First step in retirement is entrepreneurial
JR Ewing has been retired only 10 weeks, but the former St. Luke radiology manager is already looking to move into a new venture: entrepreneurship.
Ewing and friend Bruce Skiles, who is approaching his eventual retirement as an anesthesiologist between local hospitals, recently bought an empty lot in Hillsboro with plans to turn it into a business venture.
“We went ahead and bought it to make sure that if we did make the decision to expand that we’d have it in our back pocket,” Skiles said.
The plans are very early, but one possibility is building a new automatic car wash on the land.
“After we get the numbers, if it costs half a million dollars to put a car wash in, then I don’t know that we’ll pursue it,” Skiles said. “If it’s somewhere south of that and we can provide a nice little car wash, and we feel like we can make some money over the next 5 to 10 years, then that would be a whole different thing.”

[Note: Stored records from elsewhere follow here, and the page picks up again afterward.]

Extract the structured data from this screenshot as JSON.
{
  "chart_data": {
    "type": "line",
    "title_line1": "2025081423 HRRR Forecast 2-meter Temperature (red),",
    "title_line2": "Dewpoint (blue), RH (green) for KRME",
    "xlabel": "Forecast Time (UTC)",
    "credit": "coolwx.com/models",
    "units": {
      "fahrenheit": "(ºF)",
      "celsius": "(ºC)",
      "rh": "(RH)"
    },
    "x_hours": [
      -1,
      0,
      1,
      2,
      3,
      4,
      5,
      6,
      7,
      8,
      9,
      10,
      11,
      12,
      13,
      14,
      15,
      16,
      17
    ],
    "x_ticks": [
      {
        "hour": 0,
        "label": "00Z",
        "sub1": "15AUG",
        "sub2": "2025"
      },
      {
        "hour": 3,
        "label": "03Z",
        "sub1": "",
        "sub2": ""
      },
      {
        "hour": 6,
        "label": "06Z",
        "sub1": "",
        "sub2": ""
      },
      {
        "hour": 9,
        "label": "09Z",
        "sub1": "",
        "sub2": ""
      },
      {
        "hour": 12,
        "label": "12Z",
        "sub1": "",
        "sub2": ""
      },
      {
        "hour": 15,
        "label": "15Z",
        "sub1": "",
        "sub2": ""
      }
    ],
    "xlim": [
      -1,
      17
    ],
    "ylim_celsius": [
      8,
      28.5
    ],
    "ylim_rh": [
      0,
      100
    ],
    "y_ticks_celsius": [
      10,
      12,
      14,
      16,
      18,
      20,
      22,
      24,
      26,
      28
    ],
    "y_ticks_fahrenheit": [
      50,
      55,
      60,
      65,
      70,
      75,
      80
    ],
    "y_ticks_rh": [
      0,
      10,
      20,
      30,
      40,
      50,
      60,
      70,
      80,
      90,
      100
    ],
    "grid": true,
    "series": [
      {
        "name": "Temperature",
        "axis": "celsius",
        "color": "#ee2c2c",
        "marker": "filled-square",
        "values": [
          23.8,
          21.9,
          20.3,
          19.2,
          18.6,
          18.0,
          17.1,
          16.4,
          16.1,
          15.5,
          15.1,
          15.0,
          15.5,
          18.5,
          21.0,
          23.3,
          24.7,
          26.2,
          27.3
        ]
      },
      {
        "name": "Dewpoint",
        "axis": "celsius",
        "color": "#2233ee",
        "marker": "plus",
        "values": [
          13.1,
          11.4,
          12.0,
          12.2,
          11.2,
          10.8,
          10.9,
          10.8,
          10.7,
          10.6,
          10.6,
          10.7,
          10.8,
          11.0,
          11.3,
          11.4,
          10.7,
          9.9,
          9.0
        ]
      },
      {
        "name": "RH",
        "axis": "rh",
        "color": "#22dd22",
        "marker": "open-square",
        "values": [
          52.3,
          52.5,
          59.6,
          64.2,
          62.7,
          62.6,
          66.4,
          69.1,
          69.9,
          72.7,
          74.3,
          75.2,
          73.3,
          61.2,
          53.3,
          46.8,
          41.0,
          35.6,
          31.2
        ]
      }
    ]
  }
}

Even if it isn’t a car wash, the new business partners know they want to put some type of business there.
“If we don’t put a car wash in there, something else is probably going to go there, either a fast food restaurant or gas station,” he said. “Who knows what? It’s a nice big lot.”
In addition to working the finances, another important issue for Ewing is getting rid of any overgrown weeds, particularly poison ivy.
“It’s green for a reason,” he said. “I just look at the stuff and I break out.”
Ewing said he wouldn’t have thought of going into business with anyone else, and the empty lot on W. D St. next to The Igloo snow cone shack was a good location.
The two like the location because entrances can face east-west if they build a car wash there.
“We want to make sure the openings go where there’s not a big north wind coming in,” Ewing said.
A longtime friend, Skiles felt confident he knew what kind of person Ewing was.
“He’s always been really good with people,” Skiles said. “He’s not lazy and he’s just an all-around good guy.”
Skiles started an automatic car wash in Marion last year but didn’t foresee himself pursuing further ventures at the time.
“At first I really didn’t at all,” he said. “This has turned out to be such a good deal. I found out that, yes, a car wash in a small town can be profitable.”
They also plan to sell Derksen Portable Buildings there.